韓国免税店協会によると、2025年11月の国内免税店売り上げは9971億ウォン(約983億円)と、3カ月ぶりに1兆ウォンを下回った。前年比では1.7%の減少。2025年1~11月の累計売り上げも11兆4145億ウォン(約80億ドル)で、前年より12%減少した。

特に注目されるのは、外国人利用客数が前年比23.5%増加した一方で、1人当たりの購買額が下がったこと。2019年に127万ウォンだった1人当たり売り上げは、2025年には88万ウォンまで低下した。

最大の要因は為替レートだ。2025年のウォン相場は一時1ドル=1487.6ウォンに達し、1500ウォン台寸前まで上昇。年末は1440ウォン台に下落したが、それでもドル建てでの免税店購入には割高感が残った。

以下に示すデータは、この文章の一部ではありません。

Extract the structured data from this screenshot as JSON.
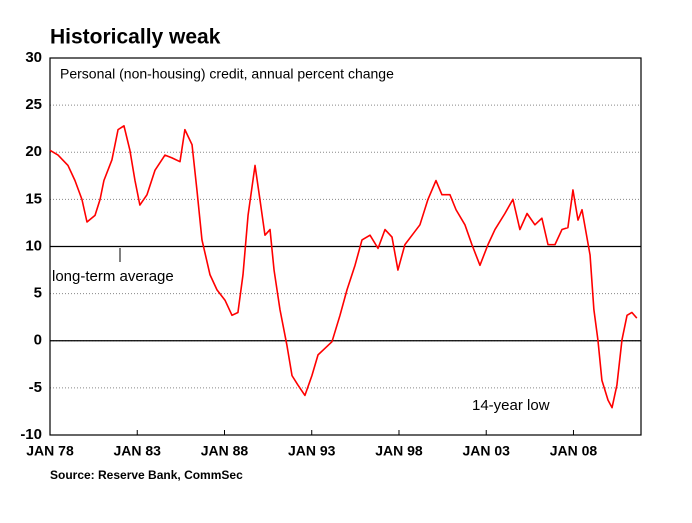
{
  "chart_data": {
    "type": "line",
    "title": "Historically weak",
    "subtitle": "Personal (non-housing) credit, annual percent change",
    "source": "Source: Reserve Bank, CommSec",
    "annotations": [
      "long-term average",
      "14-year low"
    ],
    "color": "#ff0000",
    "x": [
      1978.0,
      1978.46,
      1979.03,
      1979.43,
      1979.83,
      1980.12,
      1980.58,
      1980.87,
      1981.09,
      1981.55,
      1981.9,
      1982.24,
      1982.58,
      1982.87,
      1983.15,
      1983.56,
      1984.02,
      1984.59,
      1984.99,
      1985.45,
      1985.73,
      1986.14,
      1986.42,
      1986.71,
      1987.17,
      1987.57,
      1988.03,
      1988.43,
      1988.77,
      1989.06,
      1989.35,
      1989.75,
      1990.03,
      1990.32,
      1990.61,
      1990.84,
      1991.18,
      1991.58,
      1991.87,
      1992.21,
      1992.61,
      1993.01,
      1993.36,
      1993.76,
      1994.16,
      1994.62,
      1995.02,
      1995.48,
      1995.88,
      1996.34,
      1996.8,
      1997.2,
      1997.6,
      1997.94,
      1998.34,
      1998.75,
      1999.2,
      1999.66,
      2000.12,
      2000.46,
      2000.92,
      2001.27,
      2001.78,
      2002.18,
      2002.64,
      2003.1,
      2003.5,
      2004.07,
      2004.53,
      2004.93,
      2005.34,
      2005.79,
      2006.19,
      2006.54,
      2006.94,
      2007.34,
      2007.68,
      2007.97,
      2008.26,
      2008.49,
      2008.95,
      2009.17,
      2009.4,
      2009.63,
      2009.98,
      2010.21,
      2010.49,
      2010.78,
      2011.07,
      2011.35,
      2011.63
    ],
    "values": [
      20.2,
      19.7,
      18.6,
      17,
      15,
      12.6,
      13.3,
      15,
      17,
      19.2,
      22.4,
      22.8,
      20.2,
      17,
      14.4,
      15.5,
      18.1,
      19.7,
      19.4,
      19,
      22.4,
      20.8,
      16,
      10.7,
      7,
      5.4,
      4.3,
      2.7,
      3,
      7,
      13.3,
      18.6,
      15,
      11.2,
      11.8,
      7.5,
      3.3,
      -0.5,
      -3.7,
      -4.7,
      -5.8,
      -3.7,
      -1.5,
      -0.8,
      -0.1,
      2.7,
      5.4,
      8,
      10.7,
      11.2,
      9.8,
      11.8,
      11,
      7.5,
      10.2,
      11.2,
      12.3,
      15,
      17,
      15.5,
      15.5,
      13.9,
      12.3,
      10.2,
      8,
      10.2,
      11.8,
      13.5,
      15,
      11.8,
      13.5,
      12.3,
      13,
      10.2,
      10.2,
      11.8,
      12,
      16,
      12.8,
      13.9,
      9.1,
      3.3,
      0.1,
      -4.2,
      -6.3,
      -7.1,
      -4.7,
      0.1,
      2.7,
      3,
      2.4
    ],
    "xlim": [
      1978,
      2011.87
    ],
    "xticks": [
      {
        "value": 1978,
        "label": "JAN 78"
      },
      {
        "value": 1983,
        "label": "JAN 83"
      },
      {
        "value": 1988,
        "label": "JAN 88"
      },
      {
        "value": 1993,
        "label": "JAN 93"
      },
      {
        "value": 1998,
        "label": "JAN 98"
      },
      {
        "value": 2003,
        "label": "JAN 03"
      },
      {
        "value": 2008,
        "label": "JAN 08"
      }
    ],
    "ylim": [
      -10,
      30
    ],
    "yticks": [
      -10,
      -5,
      0,
      5,
      10,
      15,
      20,
      25,
      30
    ],
    "grid": true,
    "reference_lines": [
      0,
      10
    ]
  }
}
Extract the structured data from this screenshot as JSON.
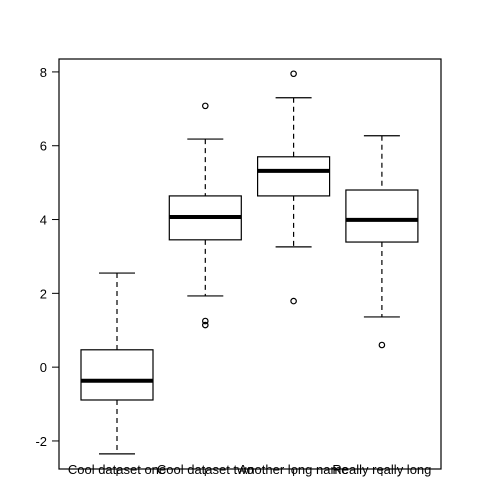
{
  "chart_data": {
    "type": "boxplot",
    "categories": [
      "Cool dataset one",
      "Cool dataset two",
      "Another long name",
      "Really really long"
    ],
    "boxes": [
      {
        "whislo": -2.35,
        "q1": -0.89,
        "med": -0.37,
        "q3": 0.47,
        "whishi": 2.55,
        "fliers": []
      },
      {
        "whislo": 1.93,
        "q1": 3.45,
        "med": 4.07,
        "q3": 4.64,
        "whishi": 6.18,
        "fliers": [
          7.08,
          1.25,
          1.14
        ]
      },
      {
        "whislo": 3.26,
        "q1": 4.64,
        "med": 5.32,
        "q3": 5.7,
        "whishi": 7.3,
        "fliers": [
          7.95,
          1.79
        ]
      },
      {
        "whislo": 1.36,
        "q1": 3.39,
        "med": 3.99,
        "q3": 4.8,
        "whishi": 6.27,
        "fliers": [
          0.6
        ]
      }
    ],
    "color": "#000000",
    "ylim": [
      -2.76,
      8.35
    ],
    "yticks": [
      -2,
      0,
      2,
      4,
      6,
      8
    ]
  }
}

また、外国人観光客の消費パターンの変化も逆風となった。化粧品や日用品はダイソー、オリーブヤングなど体験型・高コスパ志向の小売店に流れ、高額商品についても「円安ウォン高」の影響で百貨店での購入を選ぶ動きが顕著となっている。

韓国政府は2025年9月から2026年6月末まで中国団体観光客のビザ免除措置を実施しているが、免税店業界への影響は限定的だった。再訪問や高額消費につながる長期的効果は薄く、一時的な客足増加にとどまったとの見方が多い。

こうした中、免税店各社は赤字対策としてリストラや店舗縮小に踏み切っている。ロッテ・新羅・新世界・現代百貨店系の大手4社は、2年連続で希望退職を実施。市内免税店の営業面積削減や撤退も進行中だ。

新羅免税店と新世界免税店は、インチョン国際空港における高額な賃料負担に耐えきれず、一部事業権(DF1・DF2)を返上した。